摘要 Abstract
近期对比学习的多模态视觉-语言模型(如CLIP)展示了强大的开放世界语义理解能力,已成为视觉-语言应用的标准图像骨干网络。然而,近期研究表明,训练良好的单模态编码器之间存在较高的语义相似性,这引发了一个关键问题:是否存在一种合理的方法将单模态骨干网络连接起来用于视觉-语言任务?为了解决这一问题,我们提出了一种新颖的框架,利用冻结的单模态编码器实现视觉和语言的对齐。该框架包括在潜在空间中选择语义相似的编码器、构建富含概念的图像-标题配对数据集以及训练简单的MLP投影器。我们在12个零样本分类数据集和2个图像-文本检索数据集上评估了我们的方法。我们最佳的模型采用DINOv2和All-Roberta-Large文本编码器,在ImageNet上的准确率达到76%,与从头开始训练的多模态对齐模型相比,数据需求减少了20倍,计算资源需求减少了65倍。所提出的框架提高了多模态模型开发的可访问性,同时实现了在不同场景中的灵活适应。代码和构建的数据集可在\texttt{github.com/mayug/freeze-align}获取。
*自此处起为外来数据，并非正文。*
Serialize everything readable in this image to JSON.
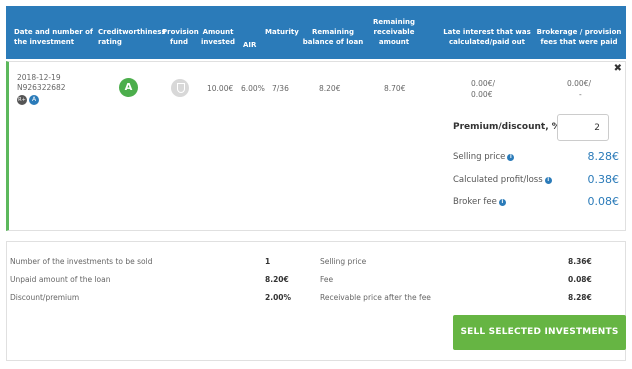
{
  "header": {
    "col_date": "Date and number of the investment",
    "col_rating": "Creditworthiness rating",
    "col_provision": "Provision fund",
    "col_amount": "Amount invested",
    "col_air": "AIR",
    "col_maturity": "Maturity",
    "col_remaining_balance": "Remaining balance of loan",
    "col_remaining_receivable": "Remaining receivable amount",
    "col_late_interest": "Late interest that was calculated/paid out",
    "col_brokerage": "Brokerage / provision fees that were paid"
  },
  "investment": {
    "date": "2018-12-19",
    "number": "N926322682",
    "badge_rp": "R+",
    "badge_a": "A",
    "rating": "A",
    "amount_invested": "10.00€",
    "air": "6.00%",
    "maturity": "7/36",
    "remaining_balance": "8.20€",
    "remaining_receivable": "8.70€",
    "late_interest_calc": "0.00€/",
    "late_interest_paid": "0.00€",
    "brokerage_paid": "0.00€/",
    "brokerage_dash": "-",
    "close_symbol": "✖",
    "premium_label": "Premium/discount, %",
    "premium_value": "2",
    "selling_price_label": "Selling price",
    "selling_price_value": "8.28€",
    "profit_label": "Calculated profit/loss",
    "profit_value": "0.38€",
    "broker_fee_label": "Broker fee",
    "broker_fee_value": "0.08€",
    "info_symbol": "i"
  },
  "summary": {
    "num_label": "Number of the investments to be sold",
    "num_value": "1",
    "unpaid_label": "Unpaid amount of the loan",
    "unpaid_value": "8.20€",
    "discount_label": "Discount/premium",
    "discount_value": "2.00%",
    "selling_price_label": "Selling price",
    "selling_price_value": "8.36€",
    "fee_label": "Fee",
    "fee_value": "0.08€",
    "receivable_label": "Receivable price after the fee",
    "receivable_value": "8.28€",
    "sell_button": "SELL SELECTED INVESTMENTS"
  },
  "colors": {
    "header_bg": "#2b7bb9",
    "accent_green": "#5cb85c",
    "button_green": "#66b543",
    "value_blue": "#2b7bb9"
  }
}
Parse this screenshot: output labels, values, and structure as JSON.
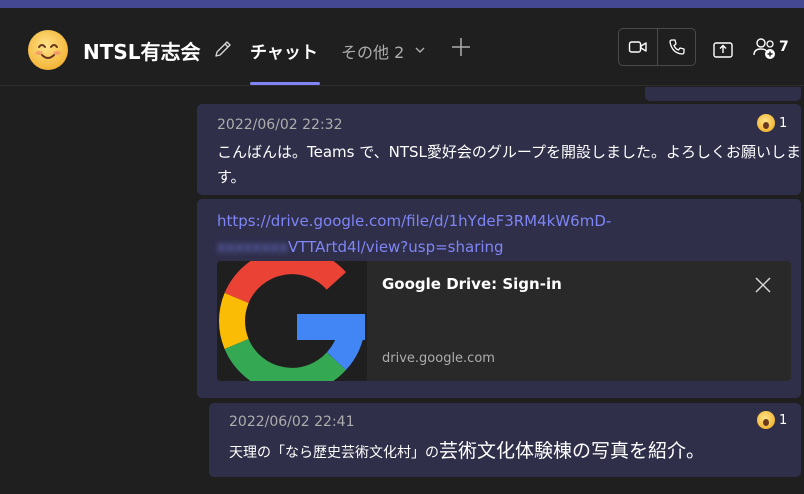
{
  "header": {
    "title": "NTSL有志会",
    "tab_chat": "チャット",
    "tab_more": "その他 2",
    "participant_count": "7"
  },
  "messages": [
    {
      "timestamp": "2022/06/02 22:32",
      "text_line1": "こんばんは。Teams で、NTSL愛好会のグループを開設しました。よろしくお願いしま",
      "text_line2": "す。",
      "reaction_icon": "surprised-face-emoji",
      "reaction_count": "1"
    },
    {
      "link_line1": "https://drive.google.com/file/d/1hYdeF3RM4kW6mD-",
      "link_blurred": "xxxxxxxx",
      "link_line2": "VTTArtd4l/view?usp=sharing",
      "card": {
        "title": "Google Drive: Sign-in",
        "domain": "drive.google.com",
        "thumbnail_icon": "google-g-logo"
      }
    },
    {
      "timestamp": "2022/06/02 22:41",
      "text_small": "天理の「なら歴史芸術文化村」の",
      "text_large": "芸術文化体験棟の写真を紹介。",
      "reaction_icon": "surprised-face-emoji",
      "reaction_count": "1"
    }
  ],
  "colors": {
    "accent": "#7f85f5",
    "top_strip": "#444791",
    "bubble": "#2f2f4a",
    "background": "#1f1f1f"
  }
}
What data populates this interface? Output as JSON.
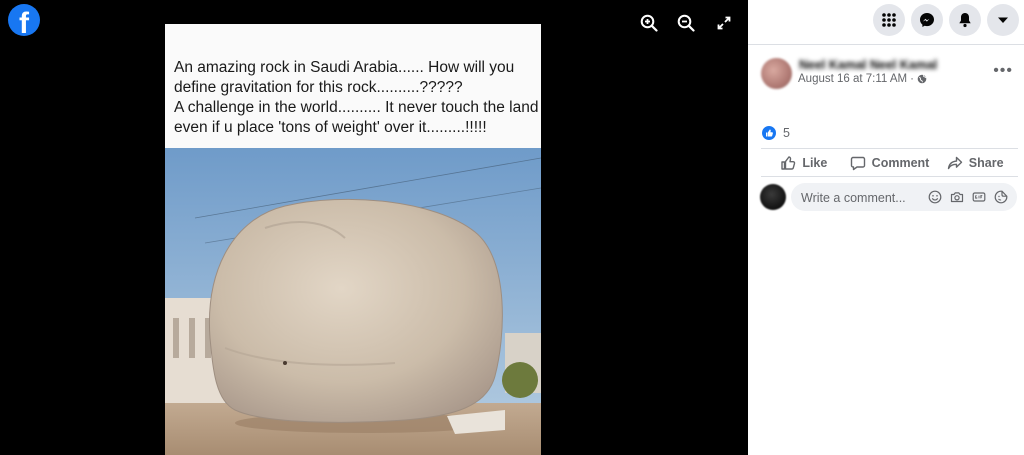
{
  "viewer": {
    "logo_letter": "f",
    "tools": [
      "zoom-in",
      "zoom-out",
      "fullscreen"
    ]
  },
  "photo": {
    "caption": "An amazing rock in Saudi Arabia...... How will you define gravitation for this rock..........?????\nA challenge in the world.......... It never touch the land even if u place 'tons of weight' over it.........!!!!!"
  },
  "header": {
    "icons": [
      "menu-grid-icon",
      "messenger-icon",
      "notifications-icon",
      "account-dropdown-icon"
    ]
  },
  "post": {
    "author": "Neel Kamal Neel Kamal",
    "date": "August 16 at 7:11 AM",
    "privacy_sep": "·",
    "more_label": "•••",
    "reaction_count": "5",
    "actions": {
      "like": "Like",
      "comment": "Comment",
      "share": "Share"
    }
  },
  "comment": {
    "placeholder": "Write a comment..."
  },
  "colors": {
    "brand": "#1877f2",
    "panel_bg": "#ffffff",
    "viewer_bg": "#000000",
    "secondary_text": "#65676b"
  }
}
Recent contrastive multimodal vision-language models like CLIP have demonstrated robust open-world semantic understanding, becoming the standard image backbones for vision-language applications. However, recent findings suggest high semantic similarity between well-trained unimodal encoders, which raises a key question: Is there a plausible way to connect unimodal backbones for vision-language tasks? To this end, we propose a novel framework that aligns vision and language using frozen unimodal encoders. It involves selecting semantically similar encoders in the latent space, curating a concept-rich dataset of image-caption pairs, and training simple MLP projectors. We evaluated our approach on 12 zero-shot classification datasets and 2 image-text retrieval datasets. Our best model, utilizing DINOv2 and All-Roberta-Large text encoder, achieves 76\(\%\) accuracy on ImageNet with a 20-fold reduction in data and 65-fold reduction in compute requirements compared multi-modal alignment where models are trained from scratch. The proposed framework enhances the accessibility of multimodal model development while enabling flexible adaptation across diverse scenarios. Code and curated datasets are available at \texttt{github.com/mayug/freeze-align}.